To roughly estimate the minimum and maximum number of full-length cDNA in the dataset, we took the minimum (53%, predicted by computer) and maximum (63%, predicted on the non-redundant MGI set with similarity of > 98%) and recalculated the probability to find a full-length member per each cluster. For instance, in case of 63% predicted full coding, the fraction of truncated clones is 0.37. Thus, in a cluster of two clones, the probability of truncation will be 0.37x0.37 = 0.136 (or 86.4% probability of full-length), in a cluster of three clones the probability will be 0.37x0.37x0.37= 0.051 and so on. The same calculation was done for the 53% value. The values obained for each cluster categories (2, 3, 4, etc. clones) were multiplied with the number of clusters in the respective category to estimate the number of non-redundant full-length cDNAs in the clone set.
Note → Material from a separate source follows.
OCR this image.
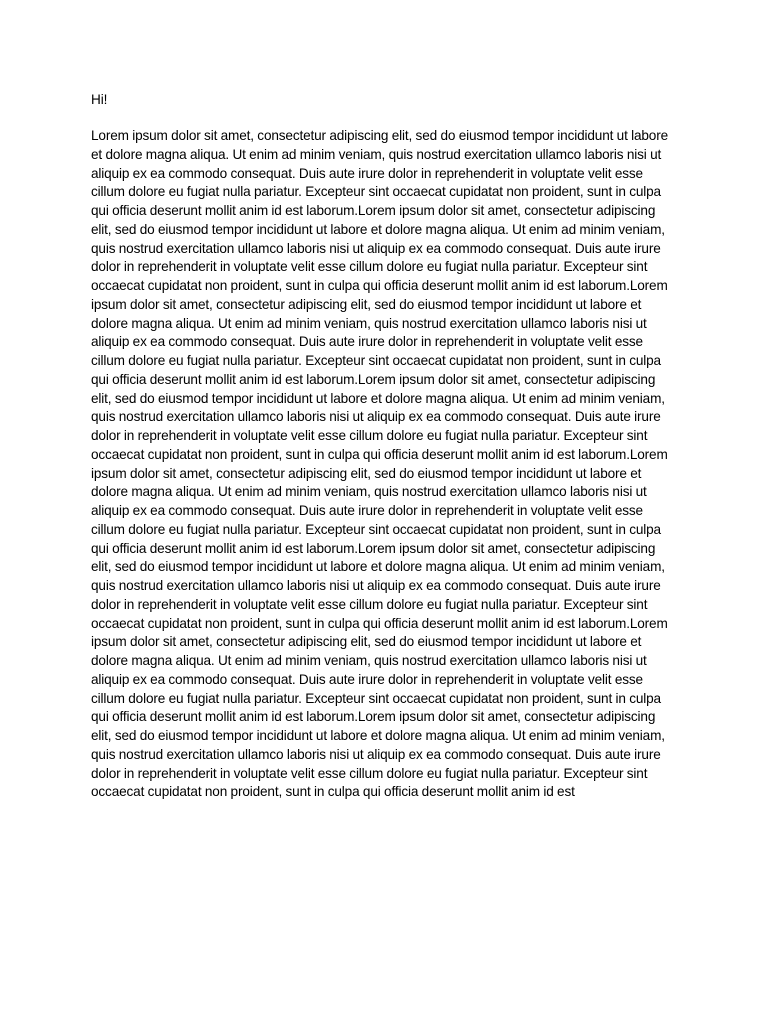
Hi!

Lorem ipsum dolor sit amet, consectetur adipiscing elit, sed do eiusmod tempor incididunt ut labore et dolore magna aliqua. Ut enim ad minim veniam, quis nostrud exercitation ullamco laboris nisi ut aliquip ex ea commodo consequat. Duis aute irure dolor in reprehenderit in voluptate velit esse cillum dolore eu fugiat nulla pariatur. Excepteur sint occaecat cupidatat non proident, sunt in culpa qui officia deserunt mollit anim id est laborum.Lorem ipsum dolor sit amet, consectetur adipiscing elit, sed do eiusmod tempor incididunt ut labore et dolore magna aliqua. Ut enim ad minim veniam, quis nostrud exercitation ullamco laboris nisi ut aliquip ex ea commodo consequat. Duis aute irure dolor in reprehenderit in voluptate velit esse cillum dolore eu fugiat nulla pariatur. Excepteur sint occaecat cupidatat non proident, sunt in culpa qui officia deserunt mollit anim id est laborum.Lorem ipsum dolor sit amet, consectetur adipiscing elit, sed do eiusmod tempor incididunt ut labore et dolore magna aliqua. Ut enim ad minim veniam, quis nostrud exercitation ullamco laboris nisi ut aliquip ex ea commodo consequat. Duis aute irure dolor in reprehenderit in voluptate velit esse cillum dolore eu fugiat nulla pariatur. Excepteur sint occaecat cupidatat non proident, sunt in culpa qui officia deserunt mollit anim id est laborum.Lorem ipsum dolor sit amet, consectetur adipiscing elit, sed do eiusmod tempor incididunt ut labore et dolore magna aliqua. Ut enim ad minim veniam, quis nostrud exercitation ullamco laboris nisi ut aliquip ex ea commodo consequat. Duis aute irure dolor in reprehenderit in voluptate velit esse cillum dolore eu fugiat nulla pariatur. Excepteur sint occaecat cupidatat non proident, sunt in culpa qui officia deserunt mollit anim id est laborum.Lorem ipsum dolor sit amet, consectetur adipiscing elit, sed do eiusmod tempor incididunt ut labore et dolore magna aliqua. Ut enim ad minim veniam, quis nostrud exercitation ullamco laboris nisi ut aliquip ex ea commodo consequat. Duis aute irure dolor in reprehenderit in voluptate velit esse cillum dolore eu fugiat nulla pariatur. Excepteur sint occaecat cupidatat non proident, sunt in culpa qui officia deserunt mollit anim id est laborum.Lorem ipsum dolor sit amet, consectetur adipiscing elit, sed do eiusmod tempor incididunt ut labore et dolore magna aliqua. Ut enim ad minim veniam, quis nostrud exercitation ullamco laboris nisi ut aliquip ex ea commodo consequat. Duis aute irure dolor in reprehenderit in voluptate velit esse cillum dolore eu fugiat nulla pariatur. Excepteur sint occaecat cupidatat non proident, sunt in culpa qui officia deserunt mollit anim id est laborum.Lorem ipsum dolor sit amet, consectetur adipiscing elit, sed do eiusmod tempor incididunt ut labore et dolore magna aliqua. Ut enim ad minim veniam, quis nostrud exercitation ullamco laboris nisi ut aliquip ex ea commodo consequat. Duis aute irure dolor in reprehenderit in voluptate velit esse cillum dolore eu fugiat nulla pariatur. Excepteur sint occaecat cupidatat non proident, sunt in culpa qui officia deserunt mollit anim id est laborum.Lorem ipsum dolor sit amet, consectetur adipiscing elit, sed do eiusmod tempor incididunt ut labore et dolore magna aliqua. Ut enim ad minim veniam, quis nostrud exercitation ullamco laboris nisi ut aliquip ex ea commodo consequat. Duis aute irure dolor in reprehenderit in voluptate velit esse cillum dolore eu fugiat nulla pariatur. Excepteur sint occaecat cupidatat non proident, sunt in culpa qui officia deserunt mollit anim id est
B. Analysis of Alternative Splicing in Redundant Clone Set
 
Gap category Number of gaps
 3n 3n+1 3n+2 Exon variant Sum
Potential alternative splicing 81 36.8% 70 31.8% 62 28.2% 7 3.2% 220 100%
Potential unspliced intron 26 33.3% 23 29.5% 29 37.2% NA 78 100%
Unclassified 94 44.3% 56 26.4% 62 29.2% 212 100%
Total 201   149   153   7   510  

 
Clones of the redundant clone set were compared with BLAST2 against each other and clustered into 432 groups based on the criteria of showing more than two portions of similar alignments of at least 20bps length with more than 94% sequence identity. Sequences of the 432 alternative splicing candidate clusters were aligned using the CLUSTALW algorithm. 503 gapped regions (excluding exon variants) were then analyzed by gap length and frames 3N, 3N+1, 3N+2, yielding 201, 149 and 153 clusters, respectively. The gap sites were placed into four categories based upon the consensus sequences, 5'-(C or A)AG|GT and AG|G)-3' described by Mount (Nucleic Acids Res.10(2): 459-72, 1982). 1) Potential alternative splicing (220): gap which has consensus sequences around gap sites do but does not correspond to the GT-AG rule, 2) Potential unspliced intron(78): gap which correspondes to the consensus sequence, and 3) Unclassified (212): gap does not belong to any of the a foresaid categories.  If multiple gap sites existed in a cluster and at least one of them were placed into the first category , the cluster was defined as "Potential alternative splicing cluster". 4) "Exon variant" refers to cases of alternative selection of two potential exon cassettes. NA: not analyzed.